Mit der Zeit werden auch Nord- und Südtirol in den Konflikt
gezogen.
Zum Konsul auf Lebenszeit (25. März 1802) und zum Kaiser
von Frankreich (2. Dezember 1804) ernannt, siegte der „Petit
caporal“, in der denkwürdigen Schlacht von Austerlitz
(2. Dezember 1805) über Österreich und Russland. Mit
dem darauf folgenden Preßburger Frieden (26. Dezember)
verliert Österreich Venetien an das „Napoleonische
Italienische Reich“; Tirol, Vorarlberg und andere Gebiete
gehen zu Bayern über. Im Jahr darauf verzichtet der „gute
Kaiser Franz“ auf die Kaiserkrone und setzte so dem „Heiligem
Reich Deutscher Nation“, welches seit 962 bestand, ein
Ende.
Am 22. Mai 1809 muss Napoleon in Aspern seine erste Niederlage
einstecken. Aber mit dem Schönbrunner Frieden (14. Oktober)
ist Österreich gezwungen weitere Gebiete abzugeben. Jetzt
gehen auch Brixen und Meran zu Bayern über; Bozen und die
südlicheren Landesteile kommen zum Königreich Italien,
welches an Frankreich gebunden ist; Innichen, Sexten und andere
Gebiete werden Teil Illyriens mit Hauptstadt Laibach. Für
Tirol hat diese Aufteilung schwerwiegende Konsequenzen, da es die
eigene politische Identität verliert.
Einige Monate zuvor (Jänner 1809) wurden drei Südtiroler
Patrioten nach Wien berufen: Andreas Hofer aus St. Leonhard in
Passeier, Franz Nössing aus Bozen und Peter Huber aus Bruneck.
Bei ihrer Rückkehr wird ein Volksaufstand organisiert, der
zur Befreiung Innsbrucks führt (12. April 1809). Trotz des
Erfolges der Schlachten am Bergisel (25/29. Mai, 13. August) ist
die Freude nur von kurzer Dauer: am 21. Oktober wird Andreas Hofer
gezwungen, die Stadt zu verlassen; am 1. November werden die Tiroler
am Bergisel besiegt. Versuche die Stadt zurückzuerobern werden
blutig niedergeschlagen. Hofer flüchtet sich auf eine Almhütte
in den Passeirer Bergen. Man sagt, dass ihn ein bestimmter Raffl
für 1500 Gulden verraten habe. Der Südtiroler Anführer
wird so in der Nacht vom 27. Auf den 28. Jänner 1810 gefangen
genommen. Nach einem kurzen Prozess, wird Hofer am 20. Februar
in Mantua exekutiert. Am selben Tag verliert auch sein Mitstreiter
Peter Mayer sein Leben. Im selben Jahr wird Maria Luise von Habsburg-Loite,
Tochter Franz I, mit Napoleon verheiratet.

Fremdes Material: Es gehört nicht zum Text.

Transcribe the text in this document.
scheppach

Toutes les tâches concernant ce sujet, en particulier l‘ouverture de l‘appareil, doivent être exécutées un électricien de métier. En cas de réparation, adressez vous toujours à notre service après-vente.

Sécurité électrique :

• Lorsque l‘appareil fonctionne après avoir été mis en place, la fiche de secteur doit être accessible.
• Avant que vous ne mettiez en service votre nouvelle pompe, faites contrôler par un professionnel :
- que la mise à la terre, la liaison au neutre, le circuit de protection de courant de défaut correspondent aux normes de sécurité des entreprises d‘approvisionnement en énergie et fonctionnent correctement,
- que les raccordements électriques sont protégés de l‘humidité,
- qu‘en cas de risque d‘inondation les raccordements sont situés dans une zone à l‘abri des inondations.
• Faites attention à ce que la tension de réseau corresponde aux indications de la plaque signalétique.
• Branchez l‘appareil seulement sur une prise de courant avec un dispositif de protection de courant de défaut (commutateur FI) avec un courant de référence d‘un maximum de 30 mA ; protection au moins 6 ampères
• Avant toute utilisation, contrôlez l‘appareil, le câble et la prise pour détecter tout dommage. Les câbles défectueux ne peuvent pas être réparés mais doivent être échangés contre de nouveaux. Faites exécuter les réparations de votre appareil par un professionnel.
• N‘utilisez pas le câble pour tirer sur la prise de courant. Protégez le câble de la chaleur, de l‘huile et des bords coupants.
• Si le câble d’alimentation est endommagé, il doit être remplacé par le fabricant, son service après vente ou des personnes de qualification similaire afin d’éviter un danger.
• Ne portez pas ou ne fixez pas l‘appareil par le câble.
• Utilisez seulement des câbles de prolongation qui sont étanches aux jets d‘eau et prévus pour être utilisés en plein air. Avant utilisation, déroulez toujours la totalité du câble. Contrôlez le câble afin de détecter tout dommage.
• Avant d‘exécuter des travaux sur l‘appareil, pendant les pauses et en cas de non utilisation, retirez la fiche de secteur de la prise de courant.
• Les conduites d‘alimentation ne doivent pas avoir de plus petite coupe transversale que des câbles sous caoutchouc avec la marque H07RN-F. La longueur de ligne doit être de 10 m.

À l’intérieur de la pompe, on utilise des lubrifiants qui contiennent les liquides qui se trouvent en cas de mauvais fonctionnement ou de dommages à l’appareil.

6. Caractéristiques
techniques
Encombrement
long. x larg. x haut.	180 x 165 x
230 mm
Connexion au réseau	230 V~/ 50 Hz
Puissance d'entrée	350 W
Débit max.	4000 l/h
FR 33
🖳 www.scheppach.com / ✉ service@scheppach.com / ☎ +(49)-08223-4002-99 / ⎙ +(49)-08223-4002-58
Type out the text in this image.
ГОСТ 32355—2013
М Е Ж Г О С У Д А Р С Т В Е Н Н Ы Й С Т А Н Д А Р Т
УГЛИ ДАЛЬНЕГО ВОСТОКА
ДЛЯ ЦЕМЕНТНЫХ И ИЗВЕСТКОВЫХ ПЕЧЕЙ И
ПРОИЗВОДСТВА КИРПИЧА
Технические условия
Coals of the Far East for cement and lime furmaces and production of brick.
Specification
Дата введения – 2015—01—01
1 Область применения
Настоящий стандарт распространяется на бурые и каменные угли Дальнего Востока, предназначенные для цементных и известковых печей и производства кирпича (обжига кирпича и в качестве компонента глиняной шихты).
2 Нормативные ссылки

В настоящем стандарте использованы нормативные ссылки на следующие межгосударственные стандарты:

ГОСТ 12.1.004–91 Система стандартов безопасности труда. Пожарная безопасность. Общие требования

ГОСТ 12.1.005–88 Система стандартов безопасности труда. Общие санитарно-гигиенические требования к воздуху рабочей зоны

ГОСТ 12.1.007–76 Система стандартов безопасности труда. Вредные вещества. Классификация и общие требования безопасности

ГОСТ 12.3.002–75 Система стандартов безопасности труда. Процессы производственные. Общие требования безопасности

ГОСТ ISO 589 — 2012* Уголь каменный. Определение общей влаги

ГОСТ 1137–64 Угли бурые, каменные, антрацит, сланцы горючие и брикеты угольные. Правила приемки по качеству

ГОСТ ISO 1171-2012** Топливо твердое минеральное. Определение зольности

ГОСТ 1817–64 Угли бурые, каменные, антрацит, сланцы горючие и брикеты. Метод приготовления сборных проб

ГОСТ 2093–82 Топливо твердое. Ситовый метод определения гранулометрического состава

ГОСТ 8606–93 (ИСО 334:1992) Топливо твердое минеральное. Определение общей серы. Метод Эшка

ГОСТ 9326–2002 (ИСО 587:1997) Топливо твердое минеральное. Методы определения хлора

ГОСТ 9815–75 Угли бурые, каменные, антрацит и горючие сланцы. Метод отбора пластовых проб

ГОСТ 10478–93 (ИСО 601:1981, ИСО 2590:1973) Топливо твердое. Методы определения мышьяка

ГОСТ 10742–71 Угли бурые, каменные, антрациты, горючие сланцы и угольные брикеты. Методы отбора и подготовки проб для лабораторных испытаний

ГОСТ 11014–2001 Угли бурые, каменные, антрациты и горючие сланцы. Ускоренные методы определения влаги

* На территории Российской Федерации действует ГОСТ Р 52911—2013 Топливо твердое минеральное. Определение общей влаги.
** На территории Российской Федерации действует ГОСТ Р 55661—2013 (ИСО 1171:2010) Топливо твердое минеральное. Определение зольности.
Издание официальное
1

Jetzt überschlagen sich die Ereignisse. 1812 beginnt Russland
seinen Feldzug, in dessen Lauf Napoleon mehrere Rückschläge
erleiden muss. Im Jahr darauf (16.-19. Oktober) bringen Preußen, Österreich
und Russland während der „Schlacht der Nationen“ bei
Leibzig Frankreich eine schwere Niederlage ein. Mit dem „Pariser
Frühling“ verliert Frankreich alle Territorien, welche
nach 1792 annektiert worden waren. Napoleon wird auf die Insel
Elba in die Verbannung geschickt. Er wird, als es sich niemand
mehr erwartet nach Frankreich zurückkehren. Die Schlacht bei
Waterloo beendet die Napoleonische Ära.
Mit dem Traktat von Venedig (1815), gehen Tirol und das ehemalige
Fürstentum Trient an Österreich zurück. Viele große
Hoffnungen, die im vorhinein gehegt wurden, werden enttäuscht.
Unter anderem wurden 1819 die autonomen kommunalen Bestimmungen
abgeschafft, und Südtirol wird, entgegen der Abmachungen,
Teil der rigiden administrativen Ordnung des habsburgischen Reiches.
Der Frieden führt trotz allem zu einem stetigen Wirtschaftsaufschwung
der Tiroler Länder. 1822 wird die Innsbrucker Sparkasse gegründet.
Es folgen jene von Bozen (1850) und Bruneck (1857). 1867 wird die
Brennereisenbahn errichtet. Am 20. November 1871 wird die Pustertaler
Linie eröffnet. Daraus werden zahlreiche Vorteile geschöpft
wie zum Beispiel der Zuwachs des so-genannten „Fremdenverkehrs“.
Mit dem Verschwinden des Gütertransportes mit Karren, Lasttieren
oder Flussfloßen endet die „Wirtschaft im Schritttempo“.
Damit verlieren auch die Post- und Wechselstationen, die Jahruhunderte
lang einen lukrativen Nebenerwerb dargestellt hatten.